I'm trying to reproduce the code from documentation: https://docs.llamaindex.ai/en/stable/examples/customization/llms/AzureOpenAI.html and receive the following error after index = VectorStoreIndex.from_documents(documents)
:
raise ValueError(f"Unknown document type: {type(document)}")
ValueError: Unknown document type: <class 'llama_index.legacy.schema.Document'>
Due to the fact that all these generative ai libraries are being constantly updated, I have to switch the import of SimpleDirectoryReader
and make it like from llama_index.legacy.readers.file.base import SimpleDirectoryReader
All the rest is actually the same with tutorial (using llama_index==0.10.18
and python of version 3.9.16
). I have spent already several hours on that and actually don't have ideas how should I proceed. So if somebody can assist with that - it would be super helpful :)
Many thanks in advance.
The error occurs because of the type of document you are passing for VectorStoreIndex.from_documents()
.
When you import SimpleDirectoryReader
from legacy modules, the type of document is llama_index.legacy.schema.Document
.
You are passing that to VectorStoreIndex
, which is imported from core modules: from llama_index.core import VectorStoreIndex
.
The document you referred to is correct for core modules, and you can import SimpleDirectoryReader
as from llama_index.core import VectorStoreIndex, SimpleDirectoryReader
, and everything will work fine.
If you wish to use legacy modules, then use the code below.

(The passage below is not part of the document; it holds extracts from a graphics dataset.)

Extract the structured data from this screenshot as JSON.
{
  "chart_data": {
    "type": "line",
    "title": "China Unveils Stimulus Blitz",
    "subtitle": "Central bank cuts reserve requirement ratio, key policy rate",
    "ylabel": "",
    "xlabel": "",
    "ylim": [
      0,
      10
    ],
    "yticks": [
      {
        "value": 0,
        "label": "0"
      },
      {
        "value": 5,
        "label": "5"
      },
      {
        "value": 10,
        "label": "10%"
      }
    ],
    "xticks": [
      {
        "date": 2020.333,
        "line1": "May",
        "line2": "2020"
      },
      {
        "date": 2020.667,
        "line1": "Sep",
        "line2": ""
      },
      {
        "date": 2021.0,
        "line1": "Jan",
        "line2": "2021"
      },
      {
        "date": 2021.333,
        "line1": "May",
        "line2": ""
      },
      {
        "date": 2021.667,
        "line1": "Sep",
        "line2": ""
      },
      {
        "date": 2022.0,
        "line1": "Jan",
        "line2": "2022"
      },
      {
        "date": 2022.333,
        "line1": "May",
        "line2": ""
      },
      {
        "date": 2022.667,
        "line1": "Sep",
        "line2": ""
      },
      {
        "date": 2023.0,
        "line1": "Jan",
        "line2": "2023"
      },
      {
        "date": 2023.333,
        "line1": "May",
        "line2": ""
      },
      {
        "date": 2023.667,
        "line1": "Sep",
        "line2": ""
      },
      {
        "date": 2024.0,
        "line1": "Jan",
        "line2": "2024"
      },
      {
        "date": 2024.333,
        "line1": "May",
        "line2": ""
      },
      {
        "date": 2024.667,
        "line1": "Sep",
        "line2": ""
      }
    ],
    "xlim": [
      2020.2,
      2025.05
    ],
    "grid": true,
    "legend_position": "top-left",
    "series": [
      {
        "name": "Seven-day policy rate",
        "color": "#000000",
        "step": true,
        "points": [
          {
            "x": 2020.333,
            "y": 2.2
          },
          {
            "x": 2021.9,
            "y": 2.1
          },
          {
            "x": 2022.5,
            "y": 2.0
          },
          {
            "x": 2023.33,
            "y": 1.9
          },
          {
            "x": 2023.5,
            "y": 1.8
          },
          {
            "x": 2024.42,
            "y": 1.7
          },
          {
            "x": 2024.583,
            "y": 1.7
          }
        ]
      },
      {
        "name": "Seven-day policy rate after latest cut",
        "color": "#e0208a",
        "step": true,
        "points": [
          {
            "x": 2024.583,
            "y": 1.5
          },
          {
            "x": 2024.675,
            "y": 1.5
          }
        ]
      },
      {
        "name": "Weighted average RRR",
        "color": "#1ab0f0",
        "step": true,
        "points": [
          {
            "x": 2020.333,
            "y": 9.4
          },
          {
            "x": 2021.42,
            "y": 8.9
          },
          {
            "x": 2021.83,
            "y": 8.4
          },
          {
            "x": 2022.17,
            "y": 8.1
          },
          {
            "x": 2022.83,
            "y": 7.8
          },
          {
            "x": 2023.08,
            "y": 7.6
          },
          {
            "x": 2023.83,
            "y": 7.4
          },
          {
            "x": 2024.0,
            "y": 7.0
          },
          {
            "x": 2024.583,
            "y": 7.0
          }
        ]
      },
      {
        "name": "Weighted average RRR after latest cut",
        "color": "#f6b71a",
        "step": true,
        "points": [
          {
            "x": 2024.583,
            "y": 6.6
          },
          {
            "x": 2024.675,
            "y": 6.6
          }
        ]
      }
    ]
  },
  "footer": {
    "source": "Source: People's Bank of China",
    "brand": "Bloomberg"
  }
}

from llama_index.legacy.llms.azure_openai import AzureOpenAI
from llama_index.legacy.embeddings.azure_openai import AzureOpenAIEmbedding
from llama_index.legacy import SimpleDirectoryReader, VectorStoreIndex, ServiceContext
import logging
import sys
logging.basicConfig(
stream=sys.stdout, level=logging.INFO
) # logging.DEBUG for more verbose output
logging.getLogger().addHandler(logging.StreamHandler(stream=sys.stdout))
api_key = "3c9xxxyyyyzzzzzssssssdb9"
azure_endpoint = "https://<resource_name>.openai.azure.com/"

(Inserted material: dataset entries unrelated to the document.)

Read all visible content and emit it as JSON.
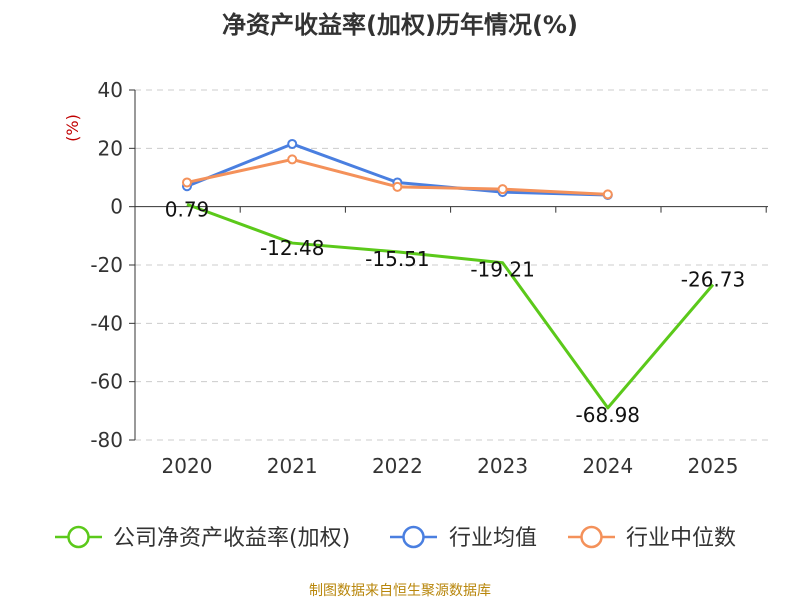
{
  "chart_data": {
    "type": "line",
    "title": "净资产收益率(加权)历年情况(%)",
    "ylabel": "(%)",
    "xlabel": "",
    "categories": [
      "2020",
      "2021",
      "2022",
      "2023",
      "2024",
      "2025"
    ],
    "ylim": [
      -80,
      40
    ],
    "yticks": [
      40,
      20,
      0,
      -20,
      -40,
      -60,
      -80
    ],
    "grid": true,
    "legend_position": "bottom",
    "series": [
      {
        "name": "公司净资产收益率(加权)",
        "color": "#5bc91a",
        "values": [
          0.79,
          -12.48,
          -15.51,
          -19.21,
          -68.98,
          -26.73
        ],
        "labels": [
          "0.79",
          "-12.48",
          "-15.51",
          "-19.21",
          "-68.98",
          "-26.73"
        ]
      },
      {
        "name": "行业均值",
        "color": "#4a7fe0",
        "values": [
          7.0,
          21.5,
          8.3,
          5.0,
          4.0,
          null
        ]
      },
      {
        "name": "行业中位数",
        "color": "#f4915a",
        "values": [
          8.3,
          16.2,
          6.8,
          6.0,
          4.2,
          null
        ]
      }
    ]
  },
  "source_text": "制图数据来自恒生聚源数据库"
}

api_version = "2023-07-01-preview"
llm = AzureOpenAI(
model="gpt-4",
deployment_name="gpt4",
api_key=api_key,
azure_endpoint=azure_endpoint,
api_version=api_version,
)
# You need to deploy your own embedding model as well as your own chat completion model
embed_model = AzureOpenAIEmbedding(
model="text-embedding-ada-002",
deployment_name="embeding1",
api_key=api_key,
azure_endpoint=azure_endpoint,
api_version=api_version,
)
documents = SimpleDirectoryReader(input_files=["./data/s1.txt"]).load_data()
type(documents[0])
service_context = ServiceContext.from_defaults(
llm=llm, embed_model=embed_model
)
index = VectorStoreIndex.from_documents(documents, service_context=service_context)
Output:
query = "What is the model name and who updated it last?"
query_engine = index.as_query_engine()
answer = query_engine.query(query)
print("query was:", query)
print("answer was:", answer)
Here, when using legacy modules, all tools and models should be imported from the same legacy modules, and an additional service context is used for the vector store index.